Equally inspiring for Yokota on his The Boy and The Tree, was cult anime film Mononokehime, which explores the ‘beautiful thing’ that happens when in-tune humans meet the raging gods of nature. ‘I’m trying to achieve that beautiful thing. There is always fear, rage, and ugliness existing behind beauty. I have been trying to express ki-do-ai-raku (the four emotions; joy, anger, sorrow, and happiness) through music. I would like to express even one’s hidden emotion with reality. It’s my eternal goal.’
Somehow Yokota does succeed in capturing the unseen, the mystical, the ‘ugliness behind beauty’. The Boy and The Tree features moments of extreme fluid dreaminess, with sounds that seem to echo back to you from a far off mountain.

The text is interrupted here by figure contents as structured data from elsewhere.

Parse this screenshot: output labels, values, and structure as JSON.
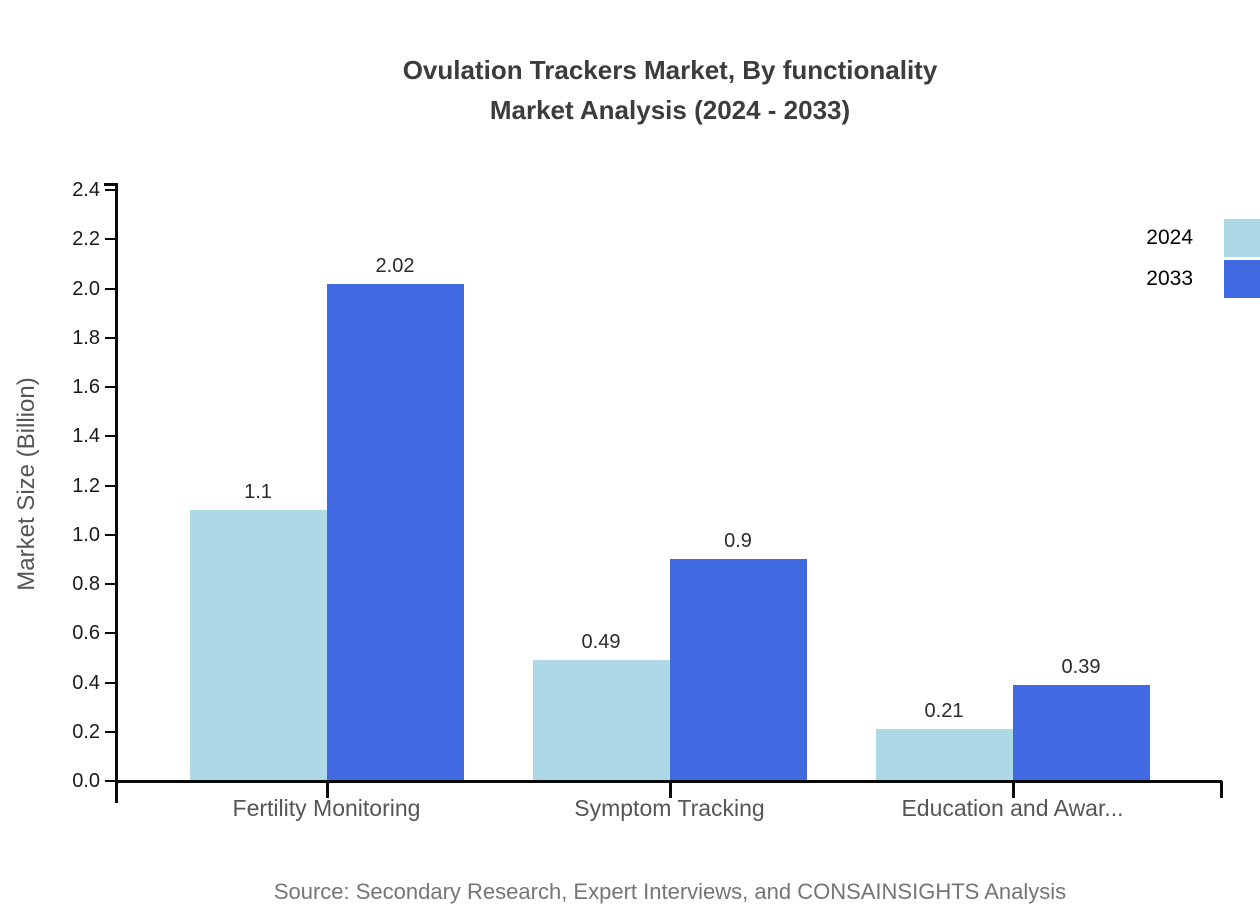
{
  "chart_data": {
    "type": "bar",
    "title_lines": [
      "Ovulation Trackers Market, By functionality",
      "Market Analysis (2024 - 2033)"
    ],
    "title": "Ovulation Trackers Market, By functionality Market Analysis (2024 - 2033)",
    "categories": [
      "Fertility Monitoring",
      "Symptom Tracking",
      "Education and Awar..."
    ],
    "series": [
      {
        "name": "2024",
        "color": "#ADD8E6",
        "values": [
          1.1,
          0.49,
          0.21
        ],
        "value_labels": [
          "1.1",
          "0.49",
          "0.21"
        ]
      },
      {
        "name": "2033",
        "color": "#4169E1",
        "values": [
          2.02,
          0.9,
          0.39
        ],
        "value_labels": [
          "2.02",
          "0.9",
          "0.39"
        ]
      }
    ],
    "xlabel": "",
    "ylabel": "Market Size (Billion)",
    "ylim": [
      0,
      2.4
    ],
    "ytick_step": 0.2,
    "ytick_labels": [
      "0.0",
      "0.2",
      "0.4",
      "0.6",
      "0.8",
      "1.0",
      "1.2",
      "1.4",
      "1.6",
      "1.8",
      "2.0",
      "2.2",
      "2.4"
    ],
    "grid": false,
    "legend_position": "top-right"
  },
  "source_note": "Source: Secondary Research, Expert Interviews, and CONSAINSIGHTS Analysis"
}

In other moments the building rhythms and chanting are unsettling and full of dread. The combination of sampled African and Asian voices, traditional string and wind instruments, combined with Yokota’s own beats and guitar playing do not fail to express ‘the origin, root, and hidden parts of nature and humans,’ as well as sounding fantastic.

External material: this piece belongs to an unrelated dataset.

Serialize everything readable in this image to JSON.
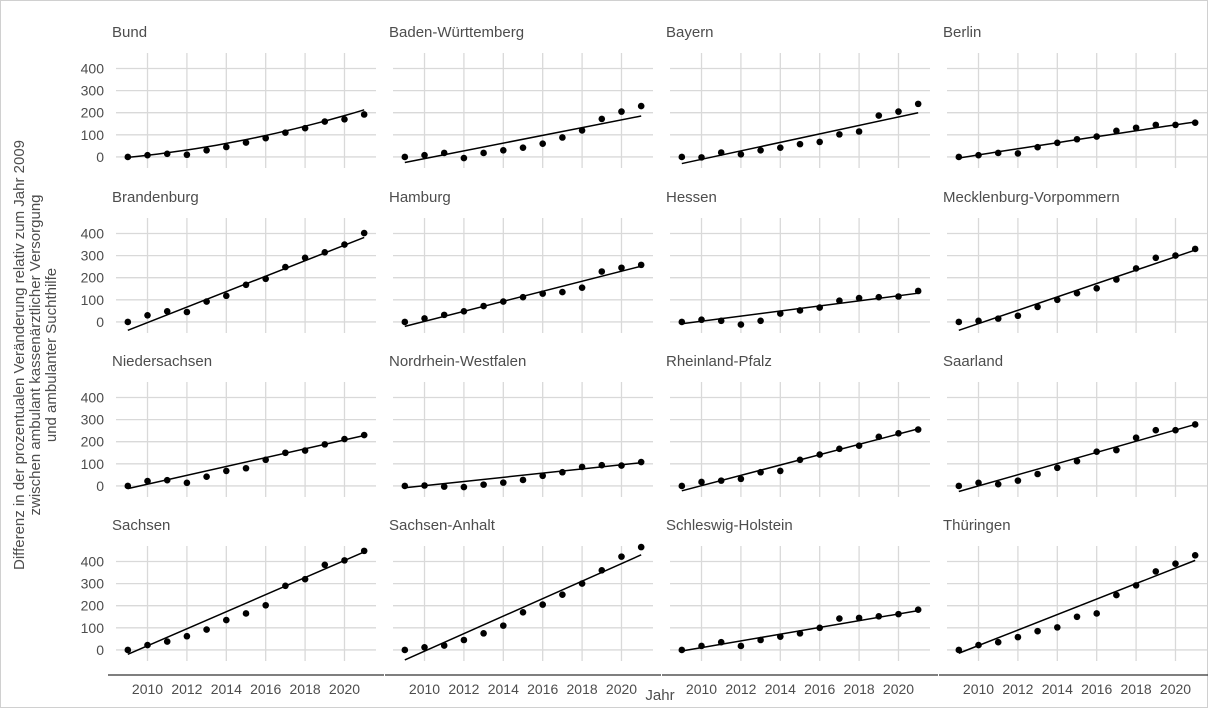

In many ways The Boy and The Tree could be likened to a soundtrack to a Baraka-style film on Japan. This filmic quality is something Yokota would be very interested in perusing. ‘I want to work on a film soundtrack very much,’confirms Yokota. ‘I would like to work with Jean Pierre Jeunet and Vinsent Giaro and if it’s possible, to work with an old director, Parajdanov. As I always produce my album like a film soundtrack, I dream that a film which has my all soundtrack music will be produced.’ However The Boy and The Tree is so evocative of Yokota’s landscapes you will be able to clearly imagine your own film.
So get yourself a big nori roll. Light up the incense. Assume the lotus position. Put the headphones on and be ready for a spiritual musical experience.